Great acting overcomes shopworn themes in Clooney's political thriller
By Kevin Spak,  Newser Staff
Posted Oct 7, 2011 11:55 AM CDT

The official trailer for the Ides of March.
(Sony Pictures)

Critics are quite pleased with George Clooney's latest directorial offering, The Ides of March; the taut political drama currently enjoys an 83% rating on Rotten Tomatoes—although some of its supporters have qualms about its themes. Here's what they're saying:

  • “Are you sitting down? George Clooney has some shocking news: Politics is a dirty business,” writes Ty Burr in the Boston Globe. “The Ides of March works hard to seem down and dirty, but it’s naive at heart.” Still it “rolls slickly along,” managing to be “derivative but fun—a West Wing episode with more marbles rolling around the board.”
  • “The movie’s strength is in the acting,” writes Roger Ebert. “Clooney the director brings his actor’s experience to the job and attends closely to performance.” Gosling in particular has “an insistent presence.”

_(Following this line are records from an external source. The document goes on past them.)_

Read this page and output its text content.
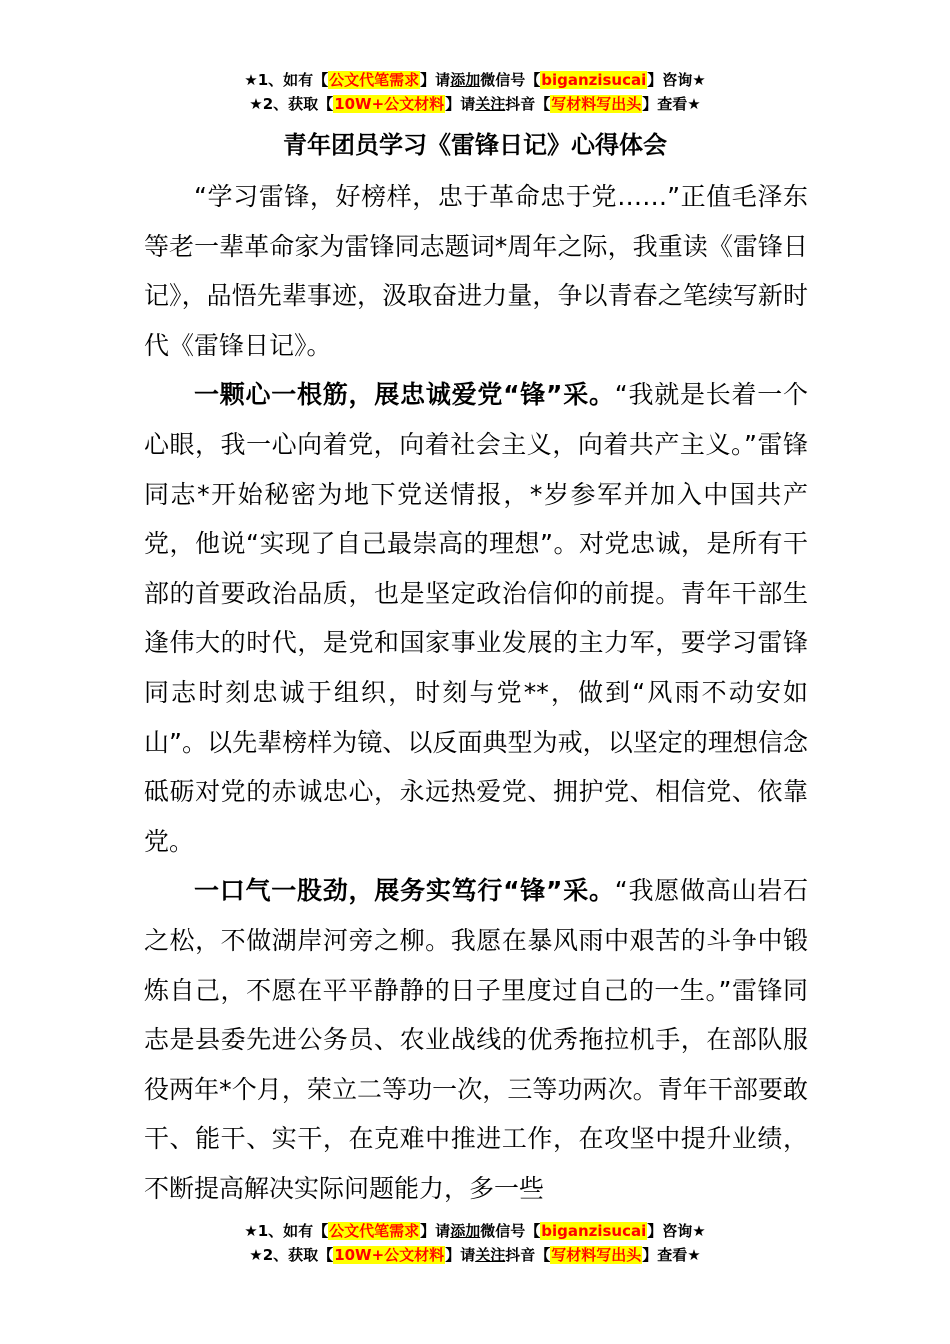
★1、如有【公文代笔需求】请添加微信号【biganzisucai】咨询★
★2、获取【10W+公文材料】请关注抖音【写材料写出头】查看★
青年团员学习《雷锋日记》心得体会

“学习雷锋，好榜样，忠于革命忠于党……”正值毛泽东等老一辈革命家为雷锋同志题词*周年之际，我重读《雷锋日记》，品悟先辈事迹，汲取奋进力量，争以青春之笔续写新时代《雷锋日记》。

一颗心一根筋，展忠诚爱党“锋”采。“我就是长着一个心眼，我一心向着党，向着社会主义，向着共产主义。”雷锋同志*开始秘密为地下党送情报，*岁参军并加入中国共产党，他说“实现了自己最崇高的理想”。对党忠诚，是所有干部的首要政治品质，也是坚定政治信仰的前提。青年干部生逢伟大的时代，是党和国家事业发展的主力军，要学习雷锋同志时刻忠诚于组织，时刻与党**，做到“风雨不动安如山”。以先辈榜样为镜、以反面典型为戒，以坚定的理想信念砥砺对党的赤诚忠心，永远热爱党、拥护党、相信党、依靠党。

一口气一股劲，展务实笃行“锋”采。“我愿做高山岩石之松，不做湖岸河旁之柳。我愿在暴风雨中艰苦的斗争中锻炼自己，不愿在平平静静的日子里度过自己的一生。”雷锋同志是县委先进公务员、农业战线的优秀拖拉机手，在部队服役两年*个月，荣立二等功一次，三等功两次。青年干部要敢干、能干、实干，在克难中推进工作，在攻坚中提升业绩，不断提高解决实际问题能力，多一些

★1、如有【公文代笔需求】请添加微信号【biganzisucai】咨询★
★2、获取【10W+公文材料】请关注抖音【写材料写出头】查看★
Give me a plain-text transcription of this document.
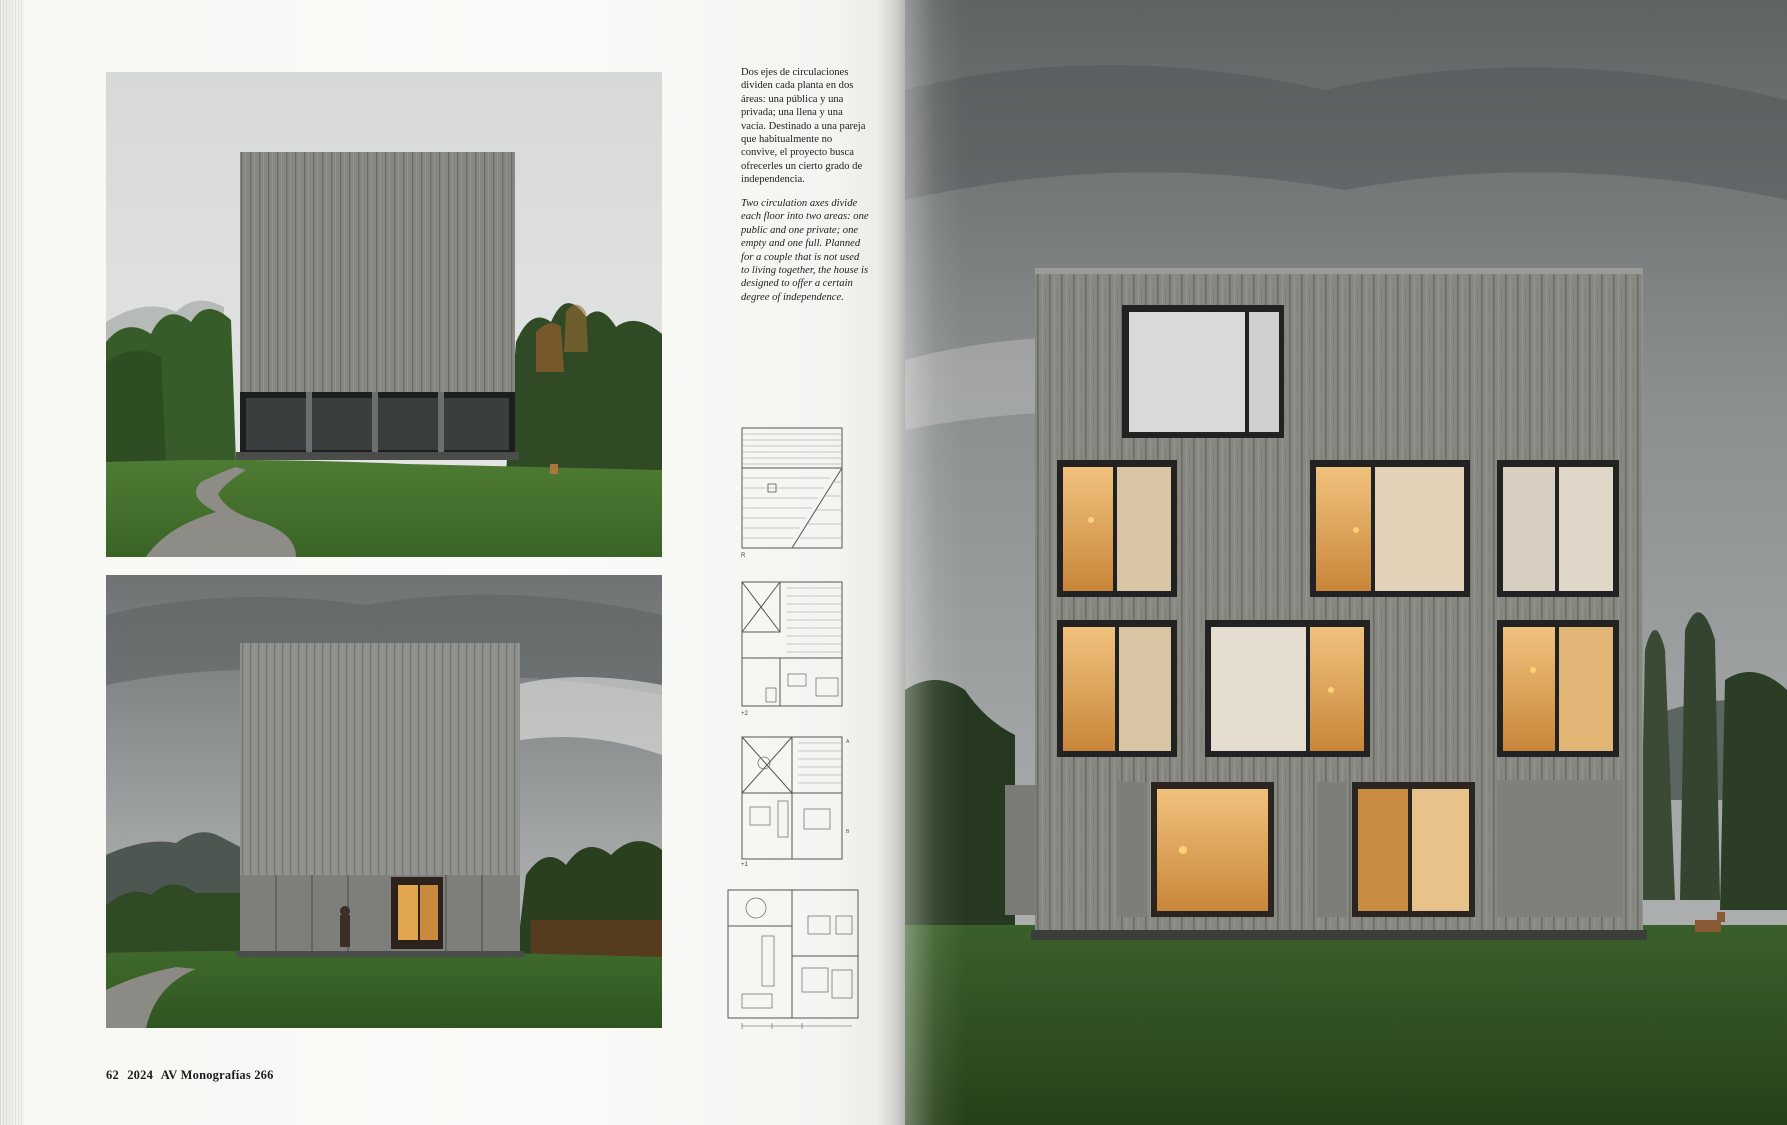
Dos ejes de circulaciones dividen cada planta en dos áreas: una pública y una privada; una llena y una vacía. Destinado a una pareja que habitualmente no convive, el proyecto busca ofrecerles un cierto grado de independencia.

Two circulation axes divide each floor into two areas: one public and one private; one empty and one full. Planned for a couple that is not used to living together, the house is designed to offer a certain degree of independence.

R
+2
A
B
+1
62 2024 AV Monografías 266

  • Not everyone's a fan: "Despite across-the-board bravura performances, The Ides of March somehow remains static and lifeless, like a civics-class diorama,” writes Dana Stevens of Slate. It’s concerned with “ultimately overfamiliar truths about human nature: Power corrupts. Good guys finish last. Ryan Gosling looks really good with his shirt off.”
  • But look closer “and you’ll realize that Clooney is hunting bigger game,” writes Peter Travers of Rolling Stone. “His consistently gripping movie is most scalding when it reveals the chaos that ensues when the loss of ideals is coupled with the loss of shame. How's that for timely?”